On Mon, 2025-12-08 at 18:07 +0000, Jan Vrany wrote:
> This reverts commit cc1fc6af4150b19f9c4c70d0463ff498703fb637, since it
> causes a number of regressions that seem not to be easily fixable.
> 
> The problem lies in existence of "freestanding" code, a code that is
> part of a CU but does not have any block associated with it.

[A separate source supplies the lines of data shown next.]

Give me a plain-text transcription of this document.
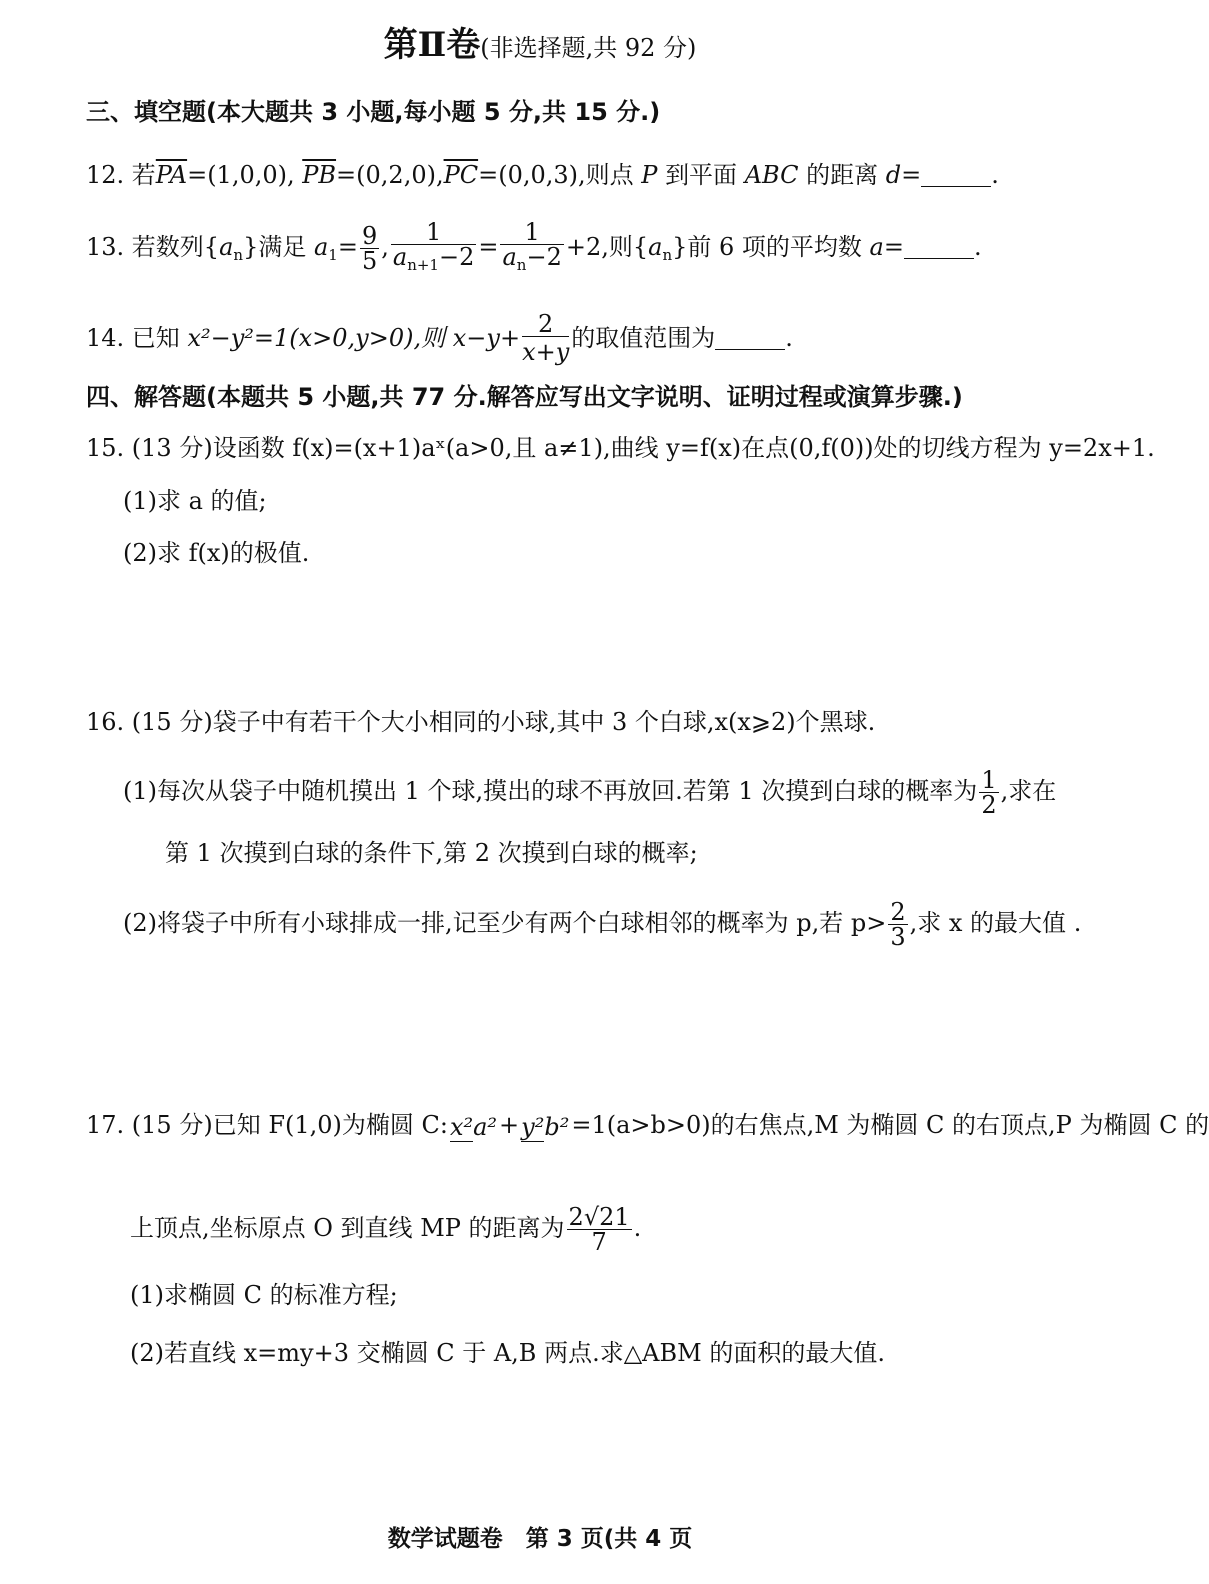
第Ⅱ卷(非选择题,共 92 分)
三、填空题(本大题共 3 小题,每小题 5 分,共 15 分.)
12. 若$\overline{PA}=(1,0,0)$, $\overline{PB}=(0,2,0),\overline{PC}=(0,0,3)$,则点 P 到平面 ABC 的距离 d=	.
13. 若数列$\{a_n\}$满足 $a_1= \frac{9}{5}$ , $\frac{1}{a_{n+1}-2} = \frac{1}{a_n-2} +2$,则$\{a_n\}$前 6 项的平均数 a=	.
14. 已知 x²−y²=1(x>0,y>0),则 $x-y+ \frac{2}{x+y}$的取值范围为	.
四、解答题(本题共 5 小题,共 77 分.解答应写出文字说明、证明过程或演算步骤.)
15. (13 分)设函数 f(x)=(x+1)aˣ(a>0,且 a≠1),曲线 y=f(x)在点(0,f(0))处的切线方程为 y=2x+1.
(1)求 a 的值;
(2)求 f(x)的极值.
16. (15 分)袋子中有若干个大小相同的小球,其中 3 个白球,x(x⩾2)个黑球.
(1)每次从袋子中随机摸出 1 个球,摸出的球不再放回.若第 1 次摸到白球的概率为 $\frac{1}{2}$ ,求在
第 1 次摸到白球的条件下,第 2 次摸到白球的概率;
(2)将袋子中所有小球排成一排,记至少有两个白球相邻的概率为 p,若 $p> \frac{2}{3}$ ,求 x 的最大值 .
17. (15 分)已知 F(1,0)为椭圆 C:x²a²+y²b²=1(a>b>0)的右焦点,M 为椭圆 C 的右顶点,P 为椭圆 C 的
上顶点,坐标原点 O 到直线 MP 的距离为 $\frac{2√21}{7}$ .
(1)求椭圆 C 的标准方程;
(2)若直线 x=my+3 交椭圆 C 于 A,B 两点.求△ABM 的面积的最大值.
数学试题卷　第 3 页(共 4 页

Consider
> following program:
> 
>     __asm__(
>       ".type foo,@function   \n"
>       "foo:                  \n"
>       "  mov %rdi, %rax      \n"
>       "  ret                 \n"
>     );
> 
>     static int foo(int i);
> 
>     int main(int argc, char **argv) {
>       return foo(argc);
>     }
> 
> When compiled, the foo function has no block of itself:
> 
>     Blockvector:
> 
>     no map
> 
>     block #000, object at 0x55978957b510, 1 symbols in 0x1129..0x1148
>      int main(int, char **); block object 0x55978957b380, 0x112d..0x1148 section .text
>       block #001, object at 0x55978957b470 under 0x55978957b510, 2 symbols in 0x1129..0x1148
>        typedef int int;
>        typedef char char;
>         block #002, object at 0x55978957b380 under 0x55978957b470, 2 symbols in 0x112d..0x1148, function main
>          int argc; computed at runtime
>          char **argv; computed at runtime
> 
> In this case lookup(0x1129) returns static block and, because of the
> change in cc1fc6af4, contains(0x1129) which is wrong.
> 
> Such "freestanding" code is perhaps not common but it does exist,
> especially in system code. In fact the regressions were at least in part
> caused by such "freestanding" code in glibc (libc_sigaction.c).
> 
> The whole idea of commit cc1fc6af4 was to handle "holes" in CUs, a case
> where one CU spans over multiple disjoint regions, possibly interleaved
> with other CUs. Consider somewhat extreme case with two CUs:
> 
>     /* hole-1.c */
>     int give_me_zero ();
> 
>     int
>     main ()
>     {
>       return give_me_zero ();
>     }
> 
>     /* hole-2.c */
>         int __attribute__ ((section (".text_give_me_one"))) __attribute__((noinline))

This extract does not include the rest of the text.